Mobile sits at the heart of digital transformation; to think it was only 40 years ago that Motorola placed the world’s first mobile call. Once great leaders in wireless communications, even they missed the switch to digital and suddenly found themselves lost at sea.
In 2017, as the waves of technology rise, crest and fall, New Zealand businesses are trying to navigate the same stormy seas that sunk Motorola.
Businesses need to address the implications of reaching and converting a sophisticated mobile consumer if they are to stay afloat.
Getting it right could see your business take its share of the $4.7b Kiwis spend online (2015). Desktop still leads in conversion and average transaction value of online purchases – creating a barrier for many CMOs who are trying to push a mobile-first agenda within their organisation.
“Order value on mobile is 20% lower than desktop, indicating a reluctance to spend big on mobile” - Becky Tasker, managing analyst at Adobe Digital Insights.
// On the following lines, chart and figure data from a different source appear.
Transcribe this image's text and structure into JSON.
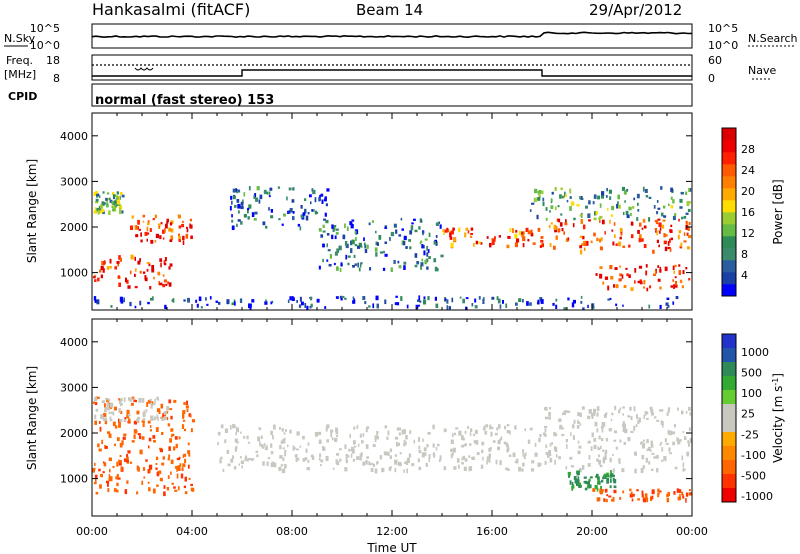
{
  "header": {
    "station": "Hankasalmi (fitACF)",
    "beam": "Beam 14",
    "date": "29/Apr/2012"
  },
  "strip_labels": {
    "nsky": "N.Sky",
    "nsearch": "N.Search",
    "freq_1": "Freq.",
    "freq_2": "[MHz]",
    "nave": "Nave",
    "cpid": "CPID",
    "program": "normal (fast stereo) 153",
    "nsky_ticks": [
      "10^5",
      "10^0"
    ],
    "nsearch_ticks": [
      "10^5",
      "10^0"
    ],
    "freq_ticks": [
      "18",
      "8"
    ],
    "nave_ticks": [
      "60",
      "0"
    ]
  },
  "colorbars": {
    "power": {
      "label": "Power [dB]",
      "ticks": [
        "28",
        "24",
        "20",
        "16",
        "12",
        "8",
        "4"
      ],
      "colors": [
        "#0000ff",
        "#1a3fa5",
        "#2a5d9e",
        "#3b8a6b",
        "#2e8b57",
        "#66bb44",
        "#9acd32",
        "#ffdd00",
        "#ffaa00",
        "#ff8000",
        "#ff5a00",
        "#ff2000",
        "#ee0000",
        "#dd0000"
      ]
    },
    "velocity": {
      "label": "Velocity [m s",
      "label_sup": "-1",
      "label_end": "]",
      "ticks": [
        "1000",
        "500",
        "100",
        "25",
        "-25",
        "-100",
        "-500",
        "-1000"
      ],
      "colors": [
        "#2233cc",
        "#2255aa",
        "#2e8b57",
        "#33aa33",
        "#66cc33",
        "#c8c8c0",
        "#c8c8c0",
        "#ffaa00",
        "#ff8800",
        "#ff6600",
        "#ff3300",
        "#ee0000"
      ]
    }
  },
  "chart_data": [
    {
      "type": "heatmap",
      "name": "power-panel",
      "xlabel": "",
      "ylabel": "Slant Range [km]",
      "xlim": [
        0,
        24
      ],
      "ylim": [
        180,
        4500
      ],
      "yticks": [
        "1000",
        "2000",
        "3000",
        "4000"
      ],
      "xticks": [
        "00:00",
        "04:00",
        "08:00",
        "12:00",
        "16:00",
        "20:00",
        "00:00"
      ],
      "regions": [
        {
          "name": "early-evening-layer",
          "t": [
            0.0,
            1.2
          ],
          "r": [
            2350,
            2800
          ],
          "level": 0.35
        },
        {
          "name": "early-near-range-echo",
          "t": [
            0.0,
            3.2
          ],
          "r": [
            700,
            1400
          ],
          "level": 0.85
        },
        {
          "name": "early-mid-echo",
          "t": [
            1.5,
            4.0
          ],
          "r": [
            1700,
            2300
          ],
          "level": 0.8
        },
        {
          "name": "night-scatter",
          "t": [
            5.5,
            9.5
          ],
          "r": [
            2000,
            2900
          ],
          "level": 0.15
        },
        {
          "name": "midday-band",
          "t": [
            9.0,
            14.0
          ],
          "r": [
            1100,
            2200
          ],
          "level": 0.2
        },
        {
          "name": "afternoon-band",
          "t": [
            14.0,
            18.0
          ],
          "r": [
            1600,
            2000
          ],
          "level": 0.75
        },
        {
          "name": "evening-band",
          "t": [
            18.0,
            24.0
          ],
          "r": [
            1500,
            2200
          ],
          "level": 0.8
        },
        {
          "name": "late-near-range-echo",
          "t": [
            20.0,
            24.0
          ],
          "r": [
            650,
            1200
          ],
          "level": 0.85
        },
        {
          "name": "late-far-range-echo",
          "t": [
            17.5,
            24.0
          ],
          "r": [
            2200,
            2900
          ],
          "level": 0.3
        },
        {
          "name": "ground-clutter",
          "t": [
            0.0,
            24.0
          ],
          "r": [
            200,
            500
          ],
          "level": 0.1
        }
      ]
    },
    {
      "type": "heatmap",
      "name": "velocity-panel",
      "xlabel": "Time UT",
      "ylabel": "Slant Range [km]",
      "xlim": [
        0,
        24
      ],
      "ylim": [
        180,
        4500
      ],
      "yticks": [
        "1000",
        "2000",
        "3000",
        "4000"
      ],
      "xticks": [
        "00:00",
        "04:00",
        "08:00",
        "12:00",
        "16:00",
        "20:00",
        "00:00"
      ],
      "regions": [
        {
          "name": "early-flow",
          "t": [
            0.0,
            4.0
          ],
          "r": [
            700,
            2800
          ],
          "velocity": -250
        },
        {
          "name": "early-ground-scatter",
          "t": [
            0.0,
            3.0
          ],
          "r": [
            2300,
            2800
          ],
          "velocity": 0
        },
        {
          "name": "midday-ground-scatter",
          "t": [
            5.0,
            18.0
          ],
          "r": [
            1200,
            2200
          ],
          "velocity": 0
        },
        {
          "name": "evening-ground-scatter",
          "t": [
            18.0,
            24.0
          ],
          "r": [
            1200,
            2600
          ],
          "velocity": 0
        },
        {
          "name": "evening-flow",
          "t": [
            19.0,
            21.0
          ],
          "r": [
            800,
            1200
          ],
          "velocity": 120
        },
        {
          "name": "late-flow",
          "t": [
            20.0,
            24.0
          ],
          "r": [
            550,
            800
          ],
          "velocity": -300
        }
      ]
    }
  ]
}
But is it a reluctance to spend or is it a reliance on old methods of measurement? The customer journey has been transformed by mobile - measuring mobile and desktop customers as separate entities could circumvent the big picture: they’re all one. Whether researching on mobile, touching in-store, then buying on desktop, customers need (and expect) a seamless CX and UX as they hop across touch-points.
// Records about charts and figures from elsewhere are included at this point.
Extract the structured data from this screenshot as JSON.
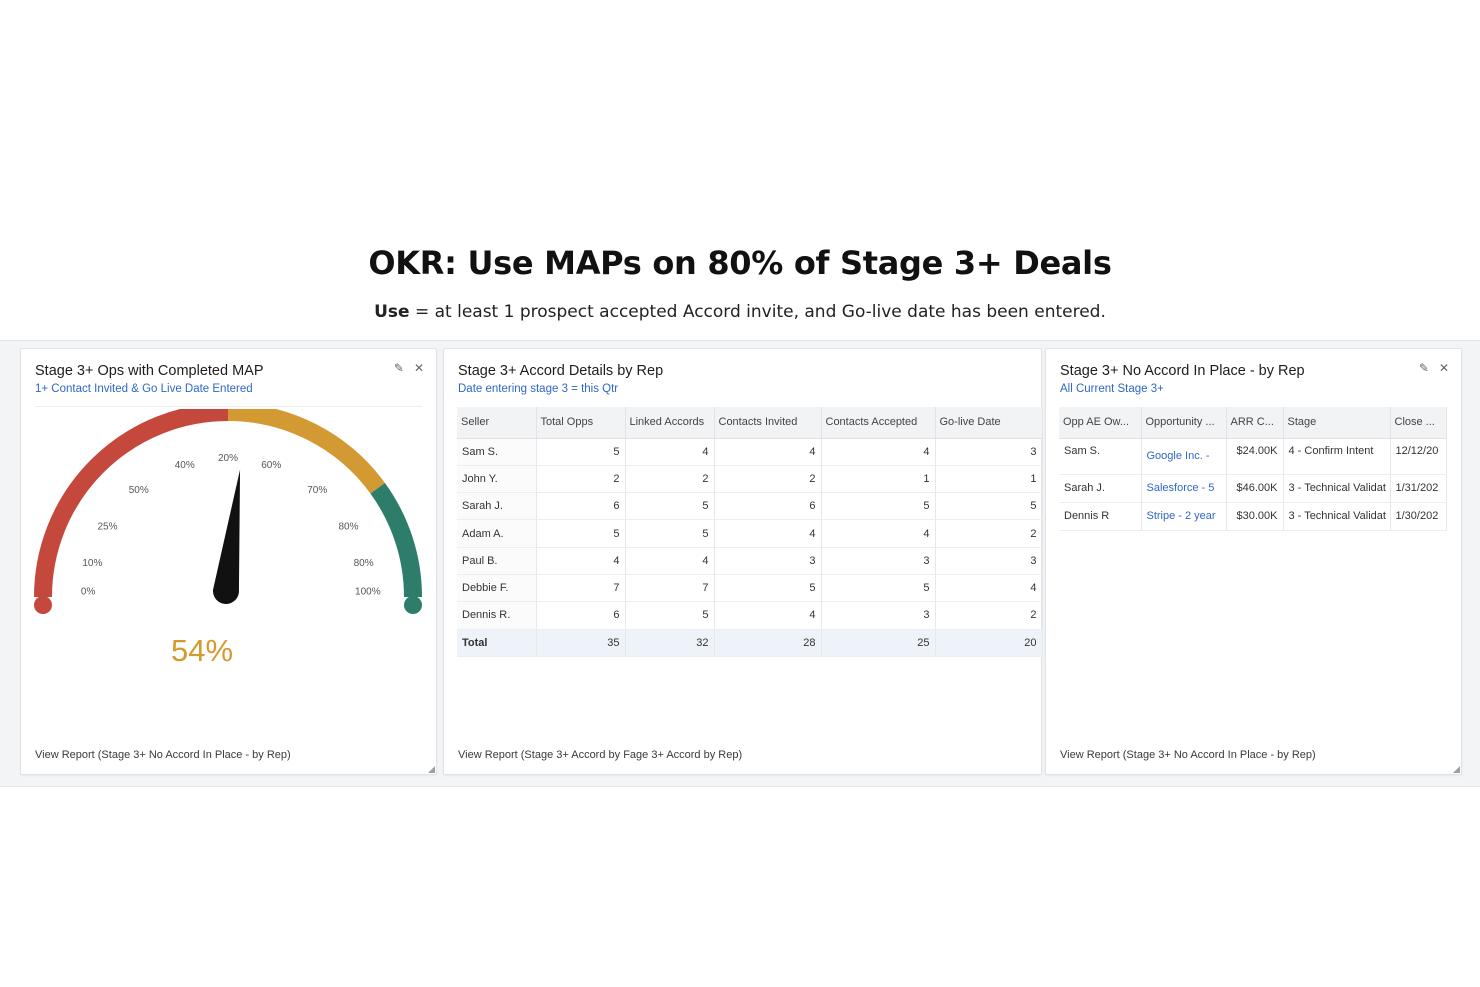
{
  "headline": "OKR: Use MAPs on 80% of Stage 3+ Deals",
  "subline": {
    "bold": "Use",
    "rest": " = at least 1 prospect accepted Accord invite, and Go-live date has been entered."
  },
  "gauge_card": {
    "title": "Stage 3+ Ops with Completed MAP",
    "subtitle": "1+ Contact Invited & Go Live Date Entered",
    "value_text": "54%",
    "value": 54,
    "footer": "View Report (Stage 3+ No Accord In Place - by Rep)",
    "tick_labels": [
      "0%",
      "10%",
      "25%",
      "50%",
      "40%",
      "20%",
      "60%",
      "70%",
      "80%",
      "80%",
      "100%"
    ],
    "colors": {
      "red": "#c5483d",
      "amber": "#d39a33",
      "green": "#2e7d6b",
      "needle": "#111111",
      "value": "#d59a2e"
    }
  },
  "accord_card": {
    "title": "Stage 3+ Accord Details by Rep",
    "subtitle": "Date entering stage 3 = this Qtr",
    "footer": "View Report (Stage 3+ Accord by Fage 3+ Accord by Rep)",
    "columns": [
      "Seller",
      "Total Opps",
      "Linked Accords",
      "Contacts Invited",
      "Contacts Accepted",
      "Go-live Date"
    ],
    "rows": [
      [
        "Sam S.",
        "5",
        "4",
        "4",
        "4",
        "3"
      ],
      [
        "John Y.",
        "2",
        "2",
        "2",
        "1",
        "1"
      ],
      [
        "Sarah J.",
        "6",
        "5",
        "6",
        "5",
        "5"
      ],
      [
        "Adam A.",
        "5",
        "5",
        "4",
        "4",
        "2"
      ],
      [
        "Paul B.",
        "4",
        "4",
        "3",
        "3",
        "3"
      ],
      [
        "Debbie F.",
        "7",
        "7",
        "5",
        "5",
        "4"
      ],
      [
        "Dennis R.",
        "6",
        "5",
        "4",
        "3",
        "2"
      ]
    ],
    "total": [
      "Total",
      "35",
      "32",
      "28",
      "25",
      "20"
    ]
  },
  "noaccord_card": {
    "title": "Stage 3+ No Accord In Place - by Rep",
    "subtitle": "All Current Stage 3+",
    "footer": "View Report (Stage 3+ No Accord In Place - by Rep)",
    "columns": [
      "Opp AE Ow...",
      "Opportunity ...",
      "ARR C...",
      "Stage",
      "Close ..."
    ],
    "rows": [
      [
        "Sam S.",
        "Google Inc. -",
        "$24.00K",
        "4 - Confirm Intent",
        "12/12/20"
      ],
      [
        "Sarah J.",
        "Salesforce - 5",
        "$46.00K",
        "3 - Technical Validat",
        "1/31/202"
      ],
      [
        "Dennis R",
        "Stripe - 2 year",
        "$30.00K",
        "3 - Technical Validat",
        "1/30/202"
      ]
    ]
  },
  "icons": {
    "edit": "pencil-icon",
    "close": "close-icon"
  }
}
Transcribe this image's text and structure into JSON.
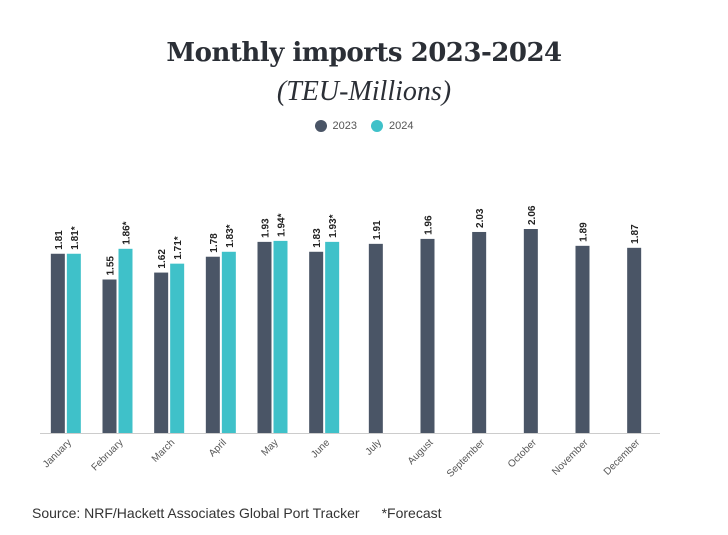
{
  "title": "Monthly imports 2023-2024",
  "subtitle": "(TEU-Millions)",
  "legend": {
    "series_2023": "2023",
    "series_2024": "2024"
  },
  "source": "Source: NRF/Hackett Associates Global Port Tracker",
  "footnote": "*Forecast",
  "colors": {
    "series_2023": "#4a5566",
    "series_2024": "#3fc1c9",
    "axis": "#cccccc",
    "label": "#222222"
  },
  "chart_data": {
    "type": "bar",
    "categories": [
      "January",
      "February",
      "March",
      "April",
      "May",
      "June",
      "July",
      "August",
      "September",
      "October",
      "November",
      "December"
    ],
    "series": [
      {
        "name": "2023",
        "values": [
          1.81,
          1.55,
          1.62,
          1.78,
          1.93,
          1.83,
          1.91,
          1.96,
          2.03,
          2.06,
          1.89,
          1.87
        ],
        "labels": [
          "1.81",
          "1.55",
          "1.62",
          "1.78",
          "1.93",
          "1.83",
          "1.91",
          "1.96",
          "2.03",
          "2.06",
          "1.89",
          "1.87"
        ]
      },
      {
        "name": "2024",
        "values": [
          1.81,
          1.86,
          1.71,
          1.83,
          1.94,
          1.93,
          null,
          null,
          null,
          null,
          null,
          null
        ],
        "labels": [
          "1.81*",
          "1.86*",
          "1.71*",
          "1.83*",
          "1.94*",
          "1.93*",
          null,
          null,
          null,
          null,
          null,
          null
        ]
      }
    ],
    "ylim": [
      0,
      2.06
    ],
    "grid": false
  }
}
Of the 70% of Kiwis that own a smartphone, 91% report daily use and 48% agree they are increasing the frequency of use throughout the day – while declines were reported across other devices. With the proliferation of digital content created to meet the connected consumer – and the growth of ad blockers - can you be certain your brand is showing up when it matters?
A mobile-first strategy could help you win the ‘moments that matter’.
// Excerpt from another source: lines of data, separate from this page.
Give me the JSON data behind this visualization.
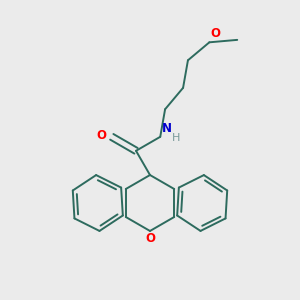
{
  "background_color": "#ebebeb",
  "bond_color": "#2d6b5e",
  "O_color": "#ff0000",
  "N_color": "#0000cc",
  "H_color": "#7a9a9a",
  "line_width": 1.4,
  "figsize": [
    3.0,
    3.0
  ],
  "dpi": 100,
  "xlim": [
    0,
    1
  ],
  "ylim": [
    0,
    1
  ]
}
Unlock the moments customers are most likely to be engaged, understand their context and intent, then meet them with the right content. Once hooked, eliminate any pain points across devices – such as slow load times, complex navigation and poor layout – that could send them straight to your competitors.
A mobile-first approach considers consumer behaviour and context to design the best UX possible. This thinking is integrated from the onset of campaign planning right through to creative and beyond to media and optimisation. As our lives become more dependent on connected devices, today we design for mobile-first but tomorrow it could be mobile-only.